Photo: Jessica Rinaldi via Wikimedia Commons
Here’s what you need to know:
1. Standard and Poors downgraded Japan to AA-. The statement, via FT Alphaville:
“The downgrade reflects our appraisal that Japan’s government debt ratios – already among the highest for rated sovereigns – will continue to rise further than we envisaged before the global economic recession hit the country and will peak only in the mid-2020s.”
2. The Congressional Budget Office projects a a record $1.5 trillion deficit for 2011. The report gives leverage to both sides of the debate over government spending and tax cuts.
3. The future is grim for Social Security, which faces declining payroll taxes and the coming onslaught of ageing baby boomers.
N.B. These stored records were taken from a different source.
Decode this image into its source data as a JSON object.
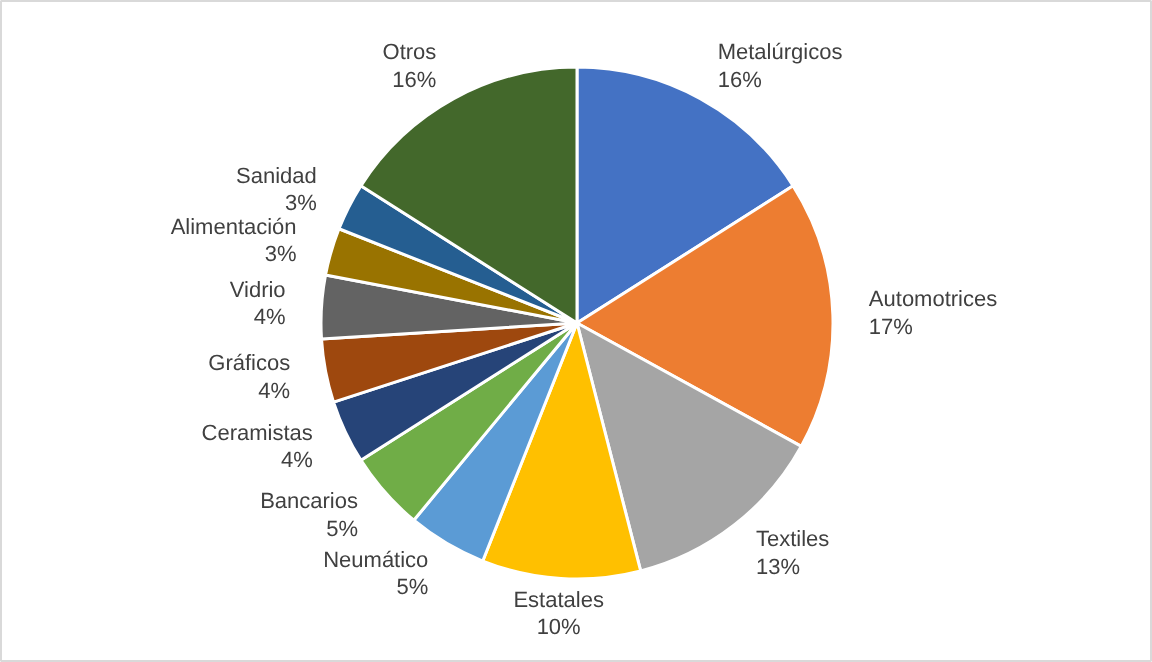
{
  "chart_data": {
    "type": "pie",
    "categories": [
      "Metalúrgicos",
      "Automotrices",
      "Textiles",
      "Estatales",
      "Neumático",
      "Bancarios",
      "Ceramistas",
      "Gráficos",
      "Vidrio",
      "Alimentación",
      "Sanidad",
      "Otros"
    ],
    "values": [
      16,
      17,
      13,
      10,
      5,
      5,
      4,
      4,
      4,
      3,
      3,
      16
    ],
    "colors": [
      "#4472c4",
      "#ed7d31",
      "#a5a5a5",
      "#ffc000",
      "#5b9bd5",
      "#70ad47",
      "#264478",
      "#9e480e",
      "#636363",
      "#997300",
      "#255e91",
      "#43682b"
    ],
    "value_labels": [
      "16%",
      "17%",
      "13%",
      "10%",
      "5%",
      "5%",
      "4%",
      "4%",
      "4%",
      "3%",
      "3%",
      "16%"
    ]
  }
}
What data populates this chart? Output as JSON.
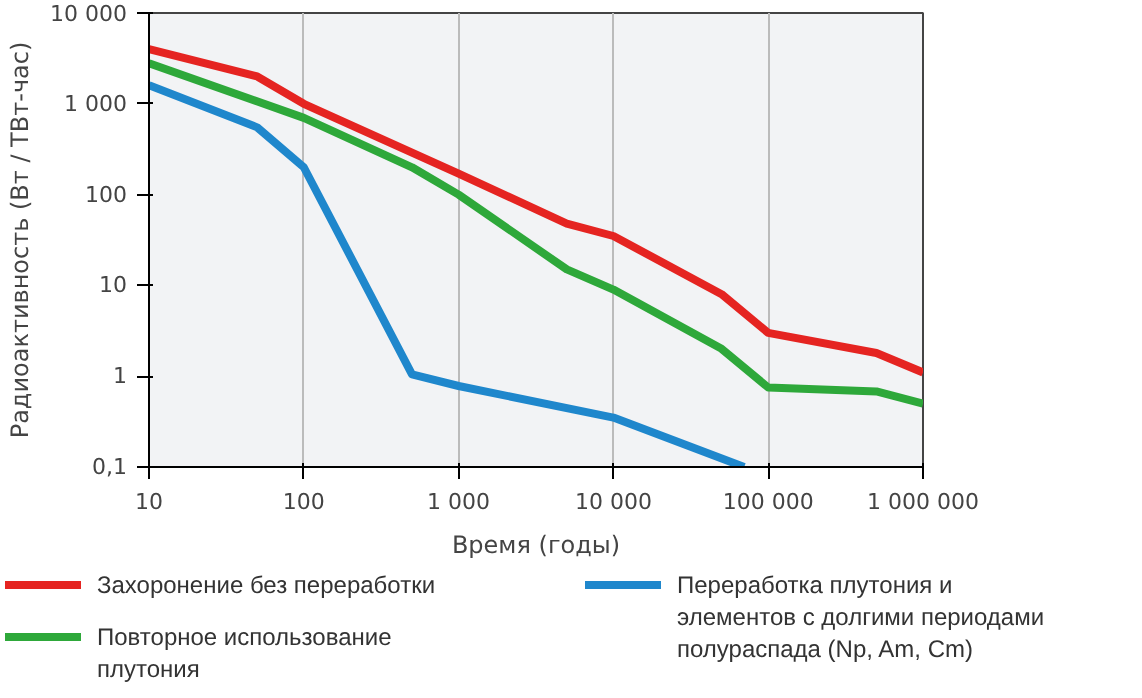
{
  "chart_data": {
    "type": "line",
    "xlabel": "Время (годы)",
    "ylabel": "Радиоактивность (Вт / ТВт-час)",
    "log": "xy",
    "grid": "x",
    "legend": "bottom",
    "line_style": "solid",
    "marker": "none",
    "xlim": [
      10,
      1000000
    ],
    "ylim": [
      0.1,
      10000
    ],
    "xticks": [
      10,
      100,
      {
        "value": 1000,
        "label": "1 000"
      },
      {
        "value": 10000,
        "label": "10 000"
      },
      {
        "value": 100000,
        "label": "100 000"
      },
      {
        "value": 1000000,
        "label": "1 000 000"
      }
    ],
    "yticks": [
      {
        "value": 0.1,
        "label": "0,1"
      },
      1,
      10,
      100,
      {
        "value": 1000,
        "label": "1 000"
      },
      {
        "value": 10000,
        "label": "10 000"
      }
    ],
    "series": [
      {
        "name": "Захоронение без переработки",
        "color": "#e52421",
        "x": [
          10,
          50,
          100,
          1000,
          5000,
          10000,
          50000,
          100000,
          500000,
          1000000
        ],
        "values": [
          4000,
          2000,
          1000,
          170,
          48,
          35,
          8,
          3,
          1.8,
          1.1
        ]
      },
      {
        "name": "Повторное использование плутония",
        "color": "#2ea83a",
        "x": [
          10,
          100,
          500,
          1000,
          5000,
          10000,
          50000,
          100000,
          500000,
          1000000
        ],
        "values": [
          2800,
          700,
          200,
          100,
          15,
          9,
          2,
          0.75,
          0.68,
          0.5
        ]
      },
      {
        "name": "Переработка плутония и элементов с долгими периодами полураспада (Np, Am, Cm)",
        "color": "#1f87cc",
        "x": [
          10,
          50,
          100,
          500,
          1000,
          10000,
          70000
        ],
        "values": [
          1600,
          550,
          200,
          1.05,
          0.78,
          0.35,
          0.1
        ]
      }
    ]
  }
}
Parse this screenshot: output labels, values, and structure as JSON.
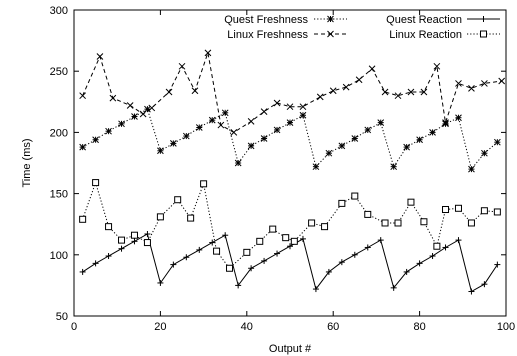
{
  "chart_data": {
    "type": "line",
    "xlabel": "Output #",
    "ylabel": "Time (ms)",
    "xlim": [
      0,
      100
    ],
    "ylim": [
      50,
      300
    ],
    "xticks": [
      0,
      20,
      40,
      60,
      80,
      100
    ],
    "yticks": [
      50,
      100,
      150,
      200,
      250,
      300
    ],
    "grid": false,
    "legend_position": "top",
    "series": [
      {
        "name": "Quest Freshness",
        "line_style": "dotted",
        "marker": "asterisk",
        "x": [
          2,
          5,
          8,
          11,
          14,
          17,
          20,
          23,
          26,
          29,
          32,
          35,
          38,
          41,
          44,
          47,
          50,
          53,
          56,
          59,
          62,
          65,
          68,
          71,
          74,
          77,
          80,
          83,
          86,
          89,
          92,
          95,
          98
        ],
        "y": [
          188,
          194,
          201,
          207,
          213,
          219,
          185,
          191,
          197,
          204,
          210,
          216,
          175,
          189,
          195,
          202,
          208,
          214,
          172,
          183,
          189,
          195,
          202,
          208,
          172,
          188,
          194,
          200,
          207,
          212,
          170,
          183,
          192
        ]
      },
      {
        "name": "Linux Freshness",
        "line_style": "dashed",
        "marker": "x",
        "x": [
          2,
          6,
          9,
          13,
          16,
          18,
          22,
          25,
          28,
          31,
          34,
          37,
          41,
          44,
          47,
          50,
          53,
          57,
          60,
          63,
          66,
          69,
          72,
          75,
          78,
          81,
          84,
          86,
          89,
          92,
          95,
          99
        ],
        "y": [
          230,
          262,
          228,
          222,
          215,
          220,
          233,
          254,
          234,
          265,
          206,
          200,
          209,
          217,
          224,
          221,
          221,
          229,
          234,
          237,
          243,
          252,
          233,
          230,
          233,
          233,
          254,
          208,
          240,
          236,
          240,
          242
        ]
      },
      {
        "name": "Quest Reaction",
        "line_style": "solid",
        "marker": "plus",
        "x": [
          2,
          5,
          8,
          11,
          14,
          17,
          20,
          23,
          26,
          29,
          32,
          35,
          38,
          41,
          44,
          47,
          50,
          53,
          56,
          59,
          62,
          65,
          68,
          71,
          74,
          77,
          80,
          83,
          86,
          89,
          92,
          95,
          98
        ],
        "y": [
          86,
          93,
          99,
          105,
          111,
          117,
          77,
          92,
          98,
          104,
          110,
          116,
          75,
          89,
          95,
          101,
          107,
          113,
          72,
          86,
          94,
          100,
          106,
          112,
          73,
          86,
          93,
          99,
          106,
          112,
          70,
          76,
          92
        ]
      },
      {
        "name": "Linux Reaction",
        "line_style": "dotted",
        "marker": "square",
        "x": [
          2,
          5,
          8,
          11,
          14,
          17,
          20,
          24,
          27,
          30,
          33,
          36,
          40,
          43,
          46,
          49,
          51,
          55,
          58,
          62,
          65,
          68,
          72,
          75,
          78,
          81,
          84,
          86,
          89,
          92,
          95,
          98
        ],
        "y": [
          129,
          159,
          123,
          112,
          116,
          110,
          131,
          145,
          130,
          158,
          103,
          89,
          102,
          111,
          121,
          114,
          111,
          126,
          123,
          142,
          148,
          133,
          126,
          126,
          143,
          127,
          107,
          137,
          138,
          126,
          136,
          135
        ]
      }
    ]
  }
}
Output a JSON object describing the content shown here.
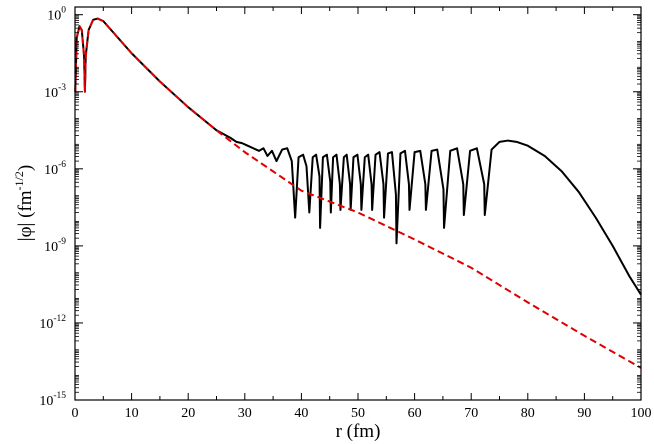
{
  "chart_data": {
    "type": "line",
    "title": "",
    "xlabel": "r (fm)",
    "ylabel": {
      "main": "|φ| (fm",
      "exponent": "-1/2",
      "close": ")"
    },
    "xlim": [
      0,
      100
    ],
    "ylim_log10": [
      -15,
      0.3
    ],
    "yscale": "log",
    "grid": false,
    "legend": "none",
    "x_ticks": [
      "0",
      "10",
      "20",
      "30",
      "40",
      "50",
      "60",
      "70",
      "80",
      "90",
      "100"
    ],
    "y_ticks": [
      {
        "base": "10",
        "exp": "0"
      },
      {
        "base": "10",
        "exp": "-3"
      },
      {
        "base": "10",
        "exp": "-6"
      },
      {
        "base": "10",
        "exp": "-9"
      },
      {
        "base": "10",
        "exp": "-12"
      },
      {
        "base": "10",
        "exp": "-15"
      }
    ],
    "series": [
      {
        "color": "#000000",
        "style": "solid",
        "points": [
          [
            0.05,
            -3.0
          ],
          [
            0.3,
            -0.9
          ],
          [
            0.8,
            -0.45
          ],
          [
            1.2,
            -0.6
          ],
          [
            1.6,
            -1.6
          ],
          [
            1.75,
            -3.0
          ],
          [
            1.9,
            -1.6
          ],
          [
            2.4,
            -0.6
          ],
          [
            3.2,
            -0.2
          ],
          [
            4.0,
            -0.15
          ],
          [
            5.0,
            -0.25
          ],
          [
            10,
            -1.5
          ],
          [
            15,
            -2.6
          ],
          [
            20,
            -3.6
          ],
          [
            25,
            -4.5
          ],
          [
            27.5,
            -4.8
          ],
          [
            28.5,
            -4.95
          ],
          [
            29.5,
            -5.0
          ],
          [
            30.5,
            -5.1
          ],
          [
            31.5,
            -5.2
          ],
          [
            32.5,
            -5.3
          ],
          [
            33.3,
            -5.2
          ],
          [
            34.0,
            -5.5
          ],
          [
            34.8,
            -5.3
          ],
          [
            35.6,
            -5.7
          ],
          [
            36.6,
            -5.25
          ],
          [
            37.5,
            -5.2
          ],
          [
            38.3,
            -5.7
          ],
          [
            38.9,
            -7.9
          ],
          [
            39.5,
            -5.55
          ],
          [
            40.3,
            -5.45
          ],
          [
            40.9,
            -5.9
          ],
          [
            41.4,
            -7.7
          ],
          [
            42.0,
            -5.55
          ],
          [
            42.6,
            -5.45
          ],
          [
            43.2,
            -6.3
          ],
          [
            43.3,
            -8.3
          ],
          [
            43.8,
            -5.55
          ],
          [
            44.5,
            -5.45
          ],
          [
            45.1,
            -6.5
          ],
          [
            45.2,
            -7.7
          ],
          [
            45.6,
            -5.55
          ],
          [
            46.2,
            -5.45
          ],
          [
            46.8,
            -6.6
          ],
          [
            46.9,
            -7.6
          ],
          [
            47.5,
            -5.55
          ],
          [
            48.0,
            -5.45
          ],
          [
            48.6,
            -6.6
          ],
          [
            48.7,
            -7.6
          ],
          [
            49.2,
            -5.55
          ],
          [
            49.9,
            -5.45
          ],
          [
            50.5,
            -6.6
          ],
          [
            50.6,
            -7.6
          ],
          [
            51.2,
            -5.55
          ],
          [
            51.8,
            -5.45
          ],
          [
            52.4,
            -6.6
          ],
          [
            52.5,
            -7.6
          ],
          [
            53.1,
            -5.45
          ],
          [
            53.8,
            -5.35
          ],
          [
            54.5,
            -6.6
          ],
          [
            54.6,
            -7.9
          ],
          [
            55.3,
            -5.4
          ],
          [
            56.0,
            -5.35
          ],
          [
            56.7,
            -7.0
          ],
          [
            56.8,
            -8.9
          ],
          [
            57.5,
            -5.4
          ],
          [
            58.3,
            -5.3
          ],
          [
            59.0,
            -6.6
          ],
          [
            59.1,
            -7.6
          ],
          [
            60.0,
            -5.35
          ],
          [
            61.0,
            -5.3
          ],
          [
            61.9,
            -6.6
          ],
          [
            62.0,
            -7.6
          ],
          [
            63.0,
            -5.3
          ],
          [
            64.0,
            -5.25
          ],
          [
            65.1,
            -6.8
          ],
          [
            65.2,
            -8.3
          ],
          [
            66.3,
            -5.3
          ],
          [
            67.5,
            -5.2
          ],
          [
            68.6,
            -6.6
          ],
          [
            68.7,
            -7.8
          ],
          [
            69.8,
            -5.3
          ],
          [
            71.0,
            -5.2
          ],
          [
            72.3,
            -6.6
          ],
          [
            72.4,
            -7.8
          ],
          [
            73.6,
            -5.25
          ],
          [
            75.0,
            -4.95
          ],
          [
            76.5,
            -4.9
          ],
          [
            78.0,
            -4.95
          ],
          [
            80.0,
            -5.1
          ],
          [
            83.0,
            -5.5
          ],
          [
            86.0,
            -6.1
          ],
          [
            89.0,
            -6.9
          ],
          [
            92.0,
            -7.9
          ],
          [
            95.0,
            -9.0
          ],
          [
            98.0,
            -10.2
          ],
          [
            100.0,
            -10.9
          ]
        ]
      },
      {
        "color": "#dd0000",
        "style": "dashed",
        "points": [
          [
            0.05,
            -3.0
          ],
          [
            0.3,
            -0.9
          ],
          [
            0.8,
            -0.45
          ],
          [
            1.2,
            -0.6
          ],
          [
            1.6,
            -1.6
          ],
          [
            1.75,
            -3.0
          ],
          [
            1.9,
            -1.6
          ],
          [
            2.4,
            -0.6
          ],
          [
            3.2,
            -0.2
          ],
          [
            4.0,
            -0.15
          ],
          [
            5.0,
            -0.25
          ],
          [
            10,
            -1.5
          ],
          [
            15,
            -2.6
          ],
          [
            20,
            -3.6
          ],
          [
            25,
            -4.5
          ],
          [
            30,
            -5.35
          ],
          [
            40,
            -6.85
          ],
          [
            50,
            -7.7
          ],
          [
            60,
            -8.75
          ],
          [
            70,
            -9.85
          ],
          [
            80,
            -11.2
          ],
          [
            90,
            -12.5
          ],
          [
            100,
            -13.75
          ]
        ]
      }
    ]
  }
}
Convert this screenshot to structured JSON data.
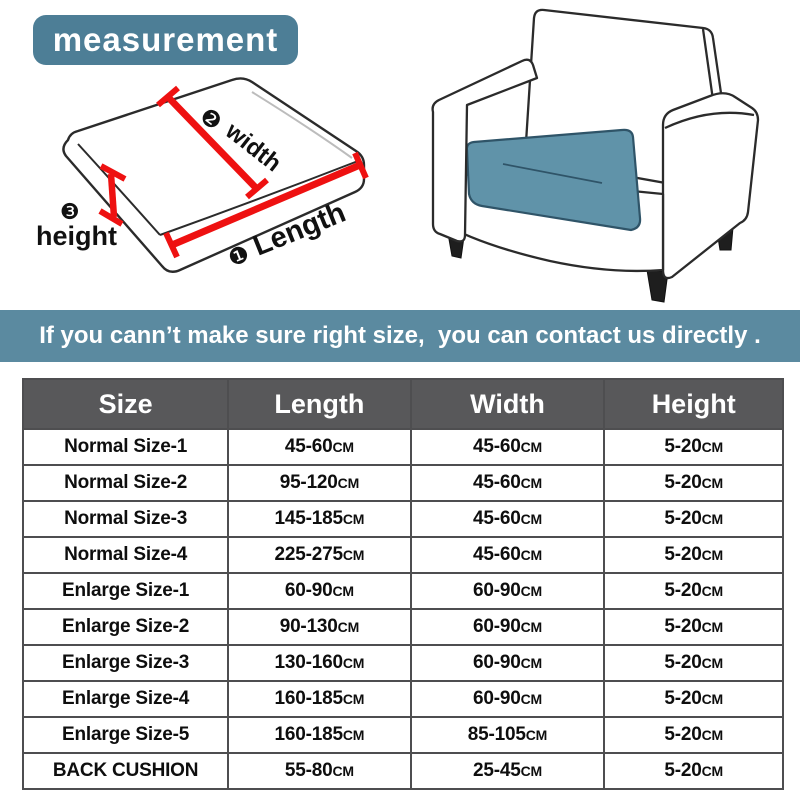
{
  "badge": {
    "label": "measurement"
  },
  "diagram": {
    "length": {
      "num": "❶",
      "text": "Length"
    },
    "width": {
      "num": "❷",
      "text": "width"
    },
    "height": {
      "num": "❸",
      "text": "height"
    }
  },
  "banner": {
    "text": "If you cann’t make sure right size,  you can contact us directly ."
  },
  "table": {
    "headers": [
      "Size",
      "Length",
      "Width",
      "Height"
    ],
    "rows": [
      {
        "size": "Normal Size-1",
        "length": "45-60CM",
        "width": "45-60CM",
        "height": "5-20CM"
      },
      {
        "size": "Normal Size-2",
        "length": "95-120CM",
        "width": "45-60CM",
        "height": "5-20CM"
      },
      {
        "size": "Normal Size-3",
        "length": "145-185CM",
        "width": "45-60CM",
        "height": "5-20CM"
      },
      {
        "size": "Normal Size-4",
        "length": "225-275CM",
        "width": "45-60CM",
        "height": "5-20CM"
      },
      {
        "size": "Enlarge Size-1",
        "length": "60-90CM",
        "width": "60-90CM",
        "height": "5-20CM"
      },
      {
        "size": "Enlarge Size-2",
        "length": "90-130CM",
        "width": "60-90CM",
        "height": "5-20CM"
      },
      {
        "size": "Enlarge Size-3",
        "length": "130-160CM",
        "width": "60-90CM",
        "height": "5-20CM"
      },
      {
        "size": "Enlarge Size-4",
        "length": "160-185CM",
        "width": "60-90CM",
        "height": "5-20CM"
      },
      {
        "size": "Enlarge Size-5",
        "length": "160-185CM",
        "width": "85-105CM",
        "height": "5-20CM"
      },
      {
        "size": "BACK CUSHION",
        "length": "55-80CM",
        "width": "25-45CM",
        "height": "5-20CM"
      }
    ]
  },
  "colors": {
    "badge_teal": "#4d7e96",
    "banner_teal": "#5b8aa0",
    "cushion_teal": "#6093a9",
    "cushion_edge": "#2f5468",
    "header_gray": "#58585a",
    "arrow_red": "#ee1111",
    "line_dark": "#2b2b2b",
    "leg_dark": "#1e1e1e"
  }
}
The social safety net program is completely underwater this year and projected to run out by 2037.
5. Moody’s has started to reevaluate state debt to account for unfunded pension liabilities, reports Mary Williams Marsh of The New York Times. States have “ardently resisted” this move for some time.
6. Maine’s $4.3 billion in unfunded pension liability is keeping the state treasurer “awake at night.” State legislators thanked him for his input but denied any fiscal crisis.
7. Egyptian Nobel laureate Mohamed ElBaradei, a longtime opponent of the Mubarek regime, is on his way back to Egypt to join the “young people” demanding democratic reform. Stratfor doubts Egypt is experiencing a true popular uprising and asks who is really behind the demands for regime change.
8. Nassau County could not get its fiscal house in order despite credit downgrades and endless of warnings from the state. The county’s budget is “built on a foundation of sand,” according to one member of the state oversight board that seized control of Nassau finances Wednesday.
9. Mitt Romney is getting closer to formally declaring his candidacy for the 2012 GOP presidential nomination.
10. Israel is in the unfamiliar role of anxious bystander as political upheaval roils Lebanon and Egypt. Secretary of State Hillary Clinton said Wednesday that the U.S. is taking a wait-and-see approach in Lebanon, prompting the country’s new prime minister to thank her for sparing him a speech.